Mole Man
directed by Guy Fiorita
starring “Ron”
Archer Gray, Tongal, and White Horse Pictures
Today we’d say Ron is “High functioning but on the spectrum.” But when he began to act “oddly” his friends just called him “Mole Man.” Why? For the intricate system of tunnels and buildings he’s created in the backyard using no nails or concrete. His project is impressive if scary, and it’s a local tourist attraction.
Born in 1950 he was just weird and mopey, but he lit up when given Legos and an erector set. The family lived in rural western Pennsylvania back when it jumped as a busy industrial center. But those happy days died in the 1970s and today the area returns back into primeval woodlands, full of abandoned houses and even entire cities. Mole Man fills his days scrounging building material and toys from these abandoned places and building a rambling maze of buildings out behind his mother’s house. Dad is gone, mom is on the wrong side of 90, and what is Mole Man’s family to do with him? There is no satisfactory answer, institutionalizing him would be cruel but leaving him on his own equally unpleasant. And that’s the punch out of this mesmerizing documentary: there are very tough questions that surround aging for those who never really fit in and have few resources.

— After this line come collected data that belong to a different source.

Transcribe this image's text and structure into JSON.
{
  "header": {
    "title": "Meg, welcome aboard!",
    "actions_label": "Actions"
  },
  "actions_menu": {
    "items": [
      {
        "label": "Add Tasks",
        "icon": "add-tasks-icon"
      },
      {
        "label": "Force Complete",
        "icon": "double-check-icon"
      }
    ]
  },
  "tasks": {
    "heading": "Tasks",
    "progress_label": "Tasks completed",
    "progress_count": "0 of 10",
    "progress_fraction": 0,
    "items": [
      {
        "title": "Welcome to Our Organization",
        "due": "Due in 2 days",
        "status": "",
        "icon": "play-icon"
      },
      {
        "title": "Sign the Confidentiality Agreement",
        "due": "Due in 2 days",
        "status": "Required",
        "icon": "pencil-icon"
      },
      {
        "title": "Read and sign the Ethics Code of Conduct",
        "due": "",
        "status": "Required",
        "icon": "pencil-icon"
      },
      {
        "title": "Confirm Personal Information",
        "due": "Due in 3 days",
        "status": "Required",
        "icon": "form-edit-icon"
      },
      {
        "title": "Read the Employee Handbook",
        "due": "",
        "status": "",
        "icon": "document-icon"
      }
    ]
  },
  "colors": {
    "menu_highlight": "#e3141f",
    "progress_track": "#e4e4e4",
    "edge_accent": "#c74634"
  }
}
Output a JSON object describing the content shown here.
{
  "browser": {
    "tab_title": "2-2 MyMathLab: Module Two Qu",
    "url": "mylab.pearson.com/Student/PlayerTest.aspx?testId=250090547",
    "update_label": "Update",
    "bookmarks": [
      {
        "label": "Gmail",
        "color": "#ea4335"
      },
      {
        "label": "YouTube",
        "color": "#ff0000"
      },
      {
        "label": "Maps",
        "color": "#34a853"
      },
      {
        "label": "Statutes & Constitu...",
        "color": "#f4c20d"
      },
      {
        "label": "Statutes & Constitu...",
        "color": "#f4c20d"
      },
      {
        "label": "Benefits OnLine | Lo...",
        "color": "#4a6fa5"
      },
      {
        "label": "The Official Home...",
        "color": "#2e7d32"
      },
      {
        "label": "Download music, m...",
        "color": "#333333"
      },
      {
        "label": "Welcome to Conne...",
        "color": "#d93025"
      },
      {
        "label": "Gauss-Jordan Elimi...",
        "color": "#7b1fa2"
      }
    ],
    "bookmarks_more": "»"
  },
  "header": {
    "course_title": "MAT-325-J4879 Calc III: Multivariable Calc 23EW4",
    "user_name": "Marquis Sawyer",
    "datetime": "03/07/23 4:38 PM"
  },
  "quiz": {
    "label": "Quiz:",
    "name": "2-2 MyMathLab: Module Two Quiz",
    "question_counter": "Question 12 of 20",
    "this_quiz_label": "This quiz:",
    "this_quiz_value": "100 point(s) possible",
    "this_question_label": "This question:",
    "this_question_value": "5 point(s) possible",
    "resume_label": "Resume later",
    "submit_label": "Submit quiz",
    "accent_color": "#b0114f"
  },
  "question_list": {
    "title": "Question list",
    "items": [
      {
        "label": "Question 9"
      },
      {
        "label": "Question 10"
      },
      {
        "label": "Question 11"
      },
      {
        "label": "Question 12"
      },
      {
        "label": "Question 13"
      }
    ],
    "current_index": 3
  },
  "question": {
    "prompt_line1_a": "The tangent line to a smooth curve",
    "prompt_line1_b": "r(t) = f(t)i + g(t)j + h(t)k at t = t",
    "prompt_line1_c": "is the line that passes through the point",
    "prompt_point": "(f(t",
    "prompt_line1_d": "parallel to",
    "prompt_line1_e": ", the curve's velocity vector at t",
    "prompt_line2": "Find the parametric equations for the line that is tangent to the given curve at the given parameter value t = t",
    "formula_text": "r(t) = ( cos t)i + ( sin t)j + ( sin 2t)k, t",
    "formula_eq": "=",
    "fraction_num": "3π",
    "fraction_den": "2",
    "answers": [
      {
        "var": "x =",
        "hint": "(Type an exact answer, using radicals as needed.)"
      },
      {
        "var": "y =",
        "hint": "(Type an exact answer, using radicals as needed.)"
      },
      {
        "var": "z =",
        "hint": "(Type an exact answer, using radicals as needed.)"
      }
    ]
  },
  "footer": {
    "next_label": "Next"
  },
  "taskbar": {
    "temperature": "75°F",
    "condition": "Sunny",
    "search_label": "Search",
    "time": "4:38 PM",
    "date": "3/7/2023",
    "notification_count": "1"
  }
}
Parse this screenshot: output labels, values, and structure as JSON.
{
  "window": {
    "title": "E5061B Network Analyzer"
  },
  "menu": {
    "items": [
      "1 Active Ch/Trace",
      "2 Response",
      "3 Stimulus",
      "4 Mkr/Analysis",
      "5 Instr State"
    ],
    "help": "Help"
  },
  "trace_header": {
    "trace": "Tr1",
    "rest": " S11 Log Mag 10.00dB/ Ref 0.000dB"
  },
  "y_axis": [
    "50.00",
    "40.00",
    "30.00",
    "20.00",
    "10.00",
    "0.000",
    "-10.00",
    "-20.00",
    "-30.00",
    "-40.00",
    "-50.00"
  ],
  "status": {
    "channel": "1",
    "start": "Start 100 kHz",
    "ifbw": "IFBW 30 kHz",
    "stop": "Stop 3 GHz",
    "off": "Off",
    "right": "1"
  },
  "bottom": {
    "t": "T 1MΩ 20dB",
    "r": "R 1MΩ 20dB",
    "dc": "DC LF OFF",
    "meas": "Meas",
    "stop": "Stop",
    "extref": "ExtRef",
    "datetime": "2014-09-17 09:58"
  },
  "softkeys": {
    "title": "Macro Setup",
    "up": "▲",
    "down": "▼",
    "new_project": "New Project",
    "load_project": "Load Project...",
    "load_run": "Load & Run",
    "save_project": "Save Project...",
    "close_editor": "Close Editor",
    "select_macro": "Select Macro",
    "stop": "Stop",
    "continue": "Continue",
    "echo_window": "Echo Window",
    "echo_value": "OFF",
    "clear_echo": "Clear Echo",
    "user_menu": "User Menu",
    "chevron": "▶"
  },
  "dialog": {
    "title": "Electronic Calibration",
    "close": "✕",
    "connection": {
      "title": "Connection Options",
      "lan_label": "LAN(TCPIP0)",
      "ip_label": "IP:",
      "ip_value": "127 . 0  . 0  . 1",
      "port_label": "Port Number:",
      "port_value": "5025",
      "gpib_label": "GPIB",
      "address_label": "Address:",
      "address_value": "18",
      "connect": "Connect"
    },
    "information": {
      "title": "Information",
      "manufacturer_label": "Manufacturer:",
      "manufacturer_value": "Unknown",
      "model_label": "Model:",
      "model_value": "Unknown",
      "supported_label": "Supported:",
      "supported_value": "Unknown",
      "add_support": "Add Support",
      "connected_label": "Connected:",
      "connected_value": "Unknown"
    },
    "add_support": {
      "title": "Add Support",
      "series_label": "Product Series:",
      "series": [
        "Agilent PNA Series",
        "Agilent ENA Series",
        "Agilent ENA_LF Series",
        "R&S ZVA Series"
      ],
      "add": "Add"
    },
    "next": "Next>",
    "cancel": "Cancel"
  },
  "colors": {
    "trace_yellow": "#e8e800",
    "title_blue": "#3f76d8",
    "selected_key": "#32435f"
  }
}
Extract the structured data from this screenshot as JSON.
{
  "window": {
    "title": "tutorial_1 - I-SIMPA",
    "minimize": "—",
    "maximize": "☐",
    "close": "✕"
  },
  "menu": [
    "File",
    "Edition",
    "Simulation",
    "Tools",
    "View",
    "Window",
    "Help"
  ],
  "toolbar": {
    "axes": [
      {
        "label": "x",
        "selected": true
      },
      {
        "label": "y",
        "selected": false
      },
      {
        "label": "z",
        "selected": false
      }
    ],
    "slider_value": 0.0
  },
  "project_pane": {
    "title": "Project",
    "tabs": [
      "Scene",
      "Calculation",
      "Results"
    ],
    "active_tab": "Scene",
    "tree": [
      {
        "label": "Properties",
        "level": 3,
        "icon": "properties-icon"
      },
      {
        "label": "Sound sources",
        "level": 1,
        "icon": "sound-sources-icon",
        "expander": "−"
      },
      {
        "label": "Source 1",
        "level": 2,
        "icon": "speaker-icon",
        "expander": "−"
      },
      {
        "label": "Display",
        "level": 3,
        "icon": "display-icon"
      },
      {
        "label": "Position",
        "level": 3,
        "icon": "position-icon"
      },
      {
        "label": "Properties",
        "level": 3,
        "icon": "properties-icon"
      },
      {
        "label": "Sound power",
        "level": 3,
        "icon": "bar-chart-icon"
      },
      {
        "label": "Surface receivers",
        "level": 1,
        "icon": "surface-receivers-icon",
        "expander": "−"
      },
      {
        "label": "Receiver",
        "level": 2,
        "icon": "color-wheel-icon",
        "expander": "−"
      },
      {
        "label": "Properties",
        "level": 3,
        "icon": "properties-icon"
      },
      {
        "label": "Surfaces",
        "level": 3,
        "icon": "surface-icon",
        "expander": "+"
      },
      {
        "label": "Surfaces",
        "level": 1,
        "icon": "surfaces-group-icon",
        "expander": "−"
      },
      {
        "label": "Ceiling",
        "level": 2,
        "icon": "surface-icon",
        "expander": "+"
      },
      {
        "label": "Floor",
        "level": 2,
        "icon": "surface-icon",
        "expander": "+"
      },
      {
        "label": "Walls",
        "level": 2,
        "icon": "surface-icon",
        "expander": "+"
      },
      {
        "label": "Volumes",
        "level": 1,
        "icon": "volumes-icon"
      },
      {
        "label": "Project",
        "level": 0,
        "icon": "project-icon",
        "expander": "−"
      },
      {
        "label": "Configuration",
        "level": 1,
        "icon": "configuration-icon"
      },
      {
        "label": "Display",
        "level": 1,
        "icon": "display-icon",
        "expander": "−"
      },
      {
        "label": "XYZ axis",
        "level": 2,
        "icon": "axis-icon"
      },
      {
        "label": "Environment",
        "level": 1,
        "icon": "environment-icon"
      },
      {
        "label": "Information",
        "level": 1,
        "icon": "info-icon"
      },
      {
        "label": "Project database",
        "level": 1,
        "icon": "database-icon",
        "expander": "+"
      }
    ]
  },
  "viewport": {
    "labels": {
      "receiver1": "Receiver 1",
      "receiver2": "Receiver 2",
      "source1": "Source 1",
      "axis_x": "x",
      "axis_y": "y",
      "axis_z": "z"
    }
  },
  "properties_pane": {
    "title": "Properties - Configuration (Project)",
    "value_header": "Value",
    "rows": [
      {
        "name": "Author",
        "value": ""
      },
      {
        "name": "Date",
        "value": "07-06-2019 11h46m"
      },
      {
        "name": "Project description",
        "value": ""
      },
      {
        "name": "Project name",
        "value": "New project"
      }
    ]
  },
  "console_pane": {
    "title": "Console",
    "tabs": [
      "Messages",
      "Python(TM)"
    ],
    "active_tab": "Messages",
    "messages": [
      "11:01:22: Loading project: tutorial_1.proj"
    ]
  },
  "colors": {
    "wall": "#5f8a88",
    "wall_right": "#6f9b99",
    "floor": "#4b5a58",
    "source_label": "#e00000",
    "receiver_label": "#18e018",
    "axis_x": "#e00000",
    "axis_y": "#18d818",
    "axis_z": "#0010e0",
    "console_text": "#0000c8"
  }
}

I enjoyed Mole Man’s compound. He’s assembled over a dozen rambling structures, all built without nails or concrete, just his obsessive eye for fine fitting keeps these buildings upright. We follow him on his scrounging runs, see what the countryside has grown back to, and search for an imagined collection of abandoned classic automobiles. He even explains how he builds. It may not be code, but it is extremely clever. Inside his maze we find a murky collection of stuff: toilet plungers, a clock, Legos, a house-sized maze, and deep cellars dug by hand. Permits? What are those? Inspections? It looks good to me. Visitors? A steady stream, all willing to crawl through this project at whatever risk to life and limb there might be. Mole Man is affable and pleasant, but he does need some support.